From the Times Online, :
A RUTHLESS Islamic militant from Saudi Arabia who has been accused of financing some of Russia’s most deadly terrorist acts has emerged as joint commander of the Chechen rebels after the killing last week of Aslan Maskhadov, former president of the breakaway republic.
Abu Havs, 40, a Wahhabi extremist, is said to have become one of Russia’s two most wanted men, along with Shamil Basayev, the rebel leader who claimed responsibility for the Beslan school siege in September.
It is Abu Havs, according to military intelligence sources in Moscow and Chechnya – and not Abdul-Khalim Sadulayev, a little-known cleric named as Maskhadov’s official interim successor – who now wields real power.
“Sadulayev is a nobody,” a Russian intelligence source said. “Now that we have killed Maskhadov, the two men pulling the strings in Chechnya are Basayev and Abu Havs. They control the militants and the money – and they are the ones planning any future terrorist attacks.”
Maskhadov, a decorated former Soviet army general who became president in free elections in 1997, had always publicly condemned terrorism. Although his power waned in his latter years, he mistrusted the Arab extremists who have moved to Chechnya and acted as a bulwark against their growing influence in the region.
His death has deprived the rebel movement of its last moderate counter-balance to the Islamic fundamentalists, further complicating Russian attempts to end the terrorist attacks that have claimed hundreds of lives.
Maskhadov, a moderate? Well, Stephen Schwartz says it, so it must be true, I guess. Here is my response.
The FSB security service (successor to the KGB) believes that Abu Havs helped to organise and finance the Beslan siege, in which 331 hostages died. It claims that he is the main channel for funds from the Arab world for the Chechen rebels and it suspects him of links with Al-Qaeda. Similar claims have been made by the United States.

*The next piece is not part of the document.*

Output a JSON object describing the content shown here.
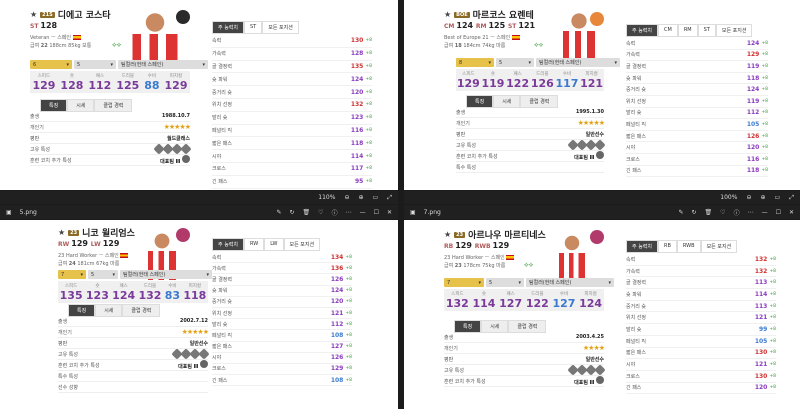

Best known as Amzhet, his nom de guerre, Abu Havs was born in Jordan but is believed to have Saudi citizenship. He arrived in Chechnya in 1995 during the first war that Russia waged there, becoming an instructor at a terrorist training camp. He is said to have been so paranoid about being poisoned by rivals that at first he travelled with his own personal cook. But he soon settled in the region and married a Chechen woman. At the height of the second war, which began in 1999, he briefly sought refuge in the Pankisi gorge in neighbouring Georgia where he set up training camps, opened a hospital for militants and built a mosque.

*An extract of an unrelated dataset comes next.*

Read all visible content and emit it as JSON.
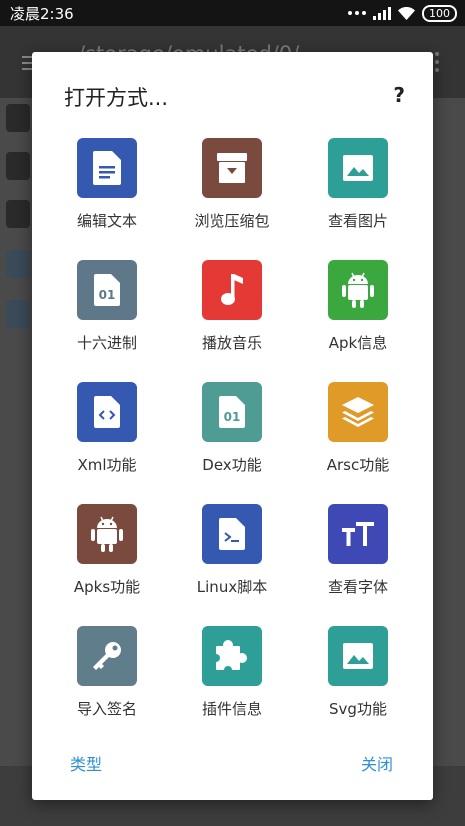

The Russians claim that he quickly became one of the main conduits for weapons procurement. Rabat Kamal Burahlja, a militant and explosives expert from Algeria who was recently captured by the Russians, reportedly told the FSB that Abu Havs helped to organise several attacks, including a raid last year in neighbouring Ingushetia in which Chechen rebels killed about 90 members of the pro-Moscow security forces.

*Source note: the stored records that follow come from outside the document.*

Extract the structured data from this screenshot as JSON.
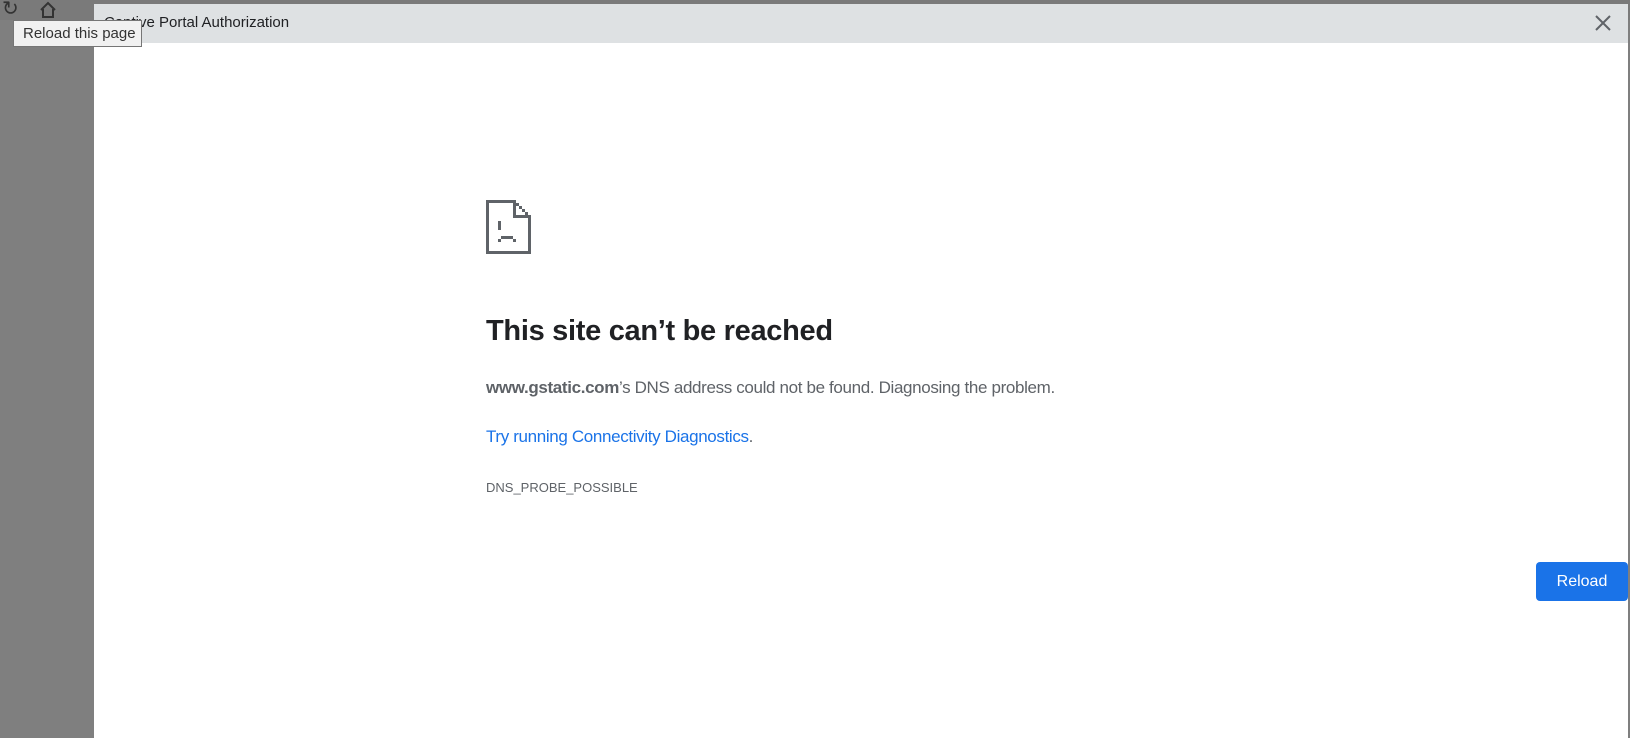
{
  "browser": {
    "tooltip": "Reload this page",
    "icons": [
      "reload-icon",
      "home-icon"
    ]
  },
  "dialog": {
    "title": "Captive Portal Authorization",
    "close_icon": "close-icon"
  },
  "error": {
    "icon": "sad-page-icon",
    "heading": "This site can’t be reached",
    "host": "www.gstatic.com",
    "message": "’s DNS address could not be found. Diagnosing the problem.",
    "link_text": "Try running Connectivity Diagnostics",
    "link_suffix": ".",
    "code": "DNS_PROBE_POSSIBLE",
    "reload_label": "Reload"
  },
  "colors": {
    "accent": "#1a73e8",
    "titlebar": "#dee1e3",
    "text": "#5f6368"
  }
}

The FSB said the explosives used in the Beslan school siege were prepared by one of Abu Havs’s closest lieutenants.
The Kremlin has hailed the killing of Maskhadov – who had a Â£5m bounty on his head – as a personal victory for President Vladimir Putin, who owes much of his popularity to his hardline stance in Chechnya. Putin had resisted western pressure to talk to Maskhadov by branding him a terrorist….
Basayev himself seems to have accepted that branding with alacrity.
Patrick Robertson, a British political consultant who in 1999 brought Maskhadov to London to meet Foreign Office officials, described his death as a “tragic loss” for the Chechen people. “To describe him as a terrorist is slander,” he said. “He was willing to talk to Moscow to find a solution and the Russians’ greatest mistake was not to support him. His death can only make things worse.”…
Make things worse? How could they be worse?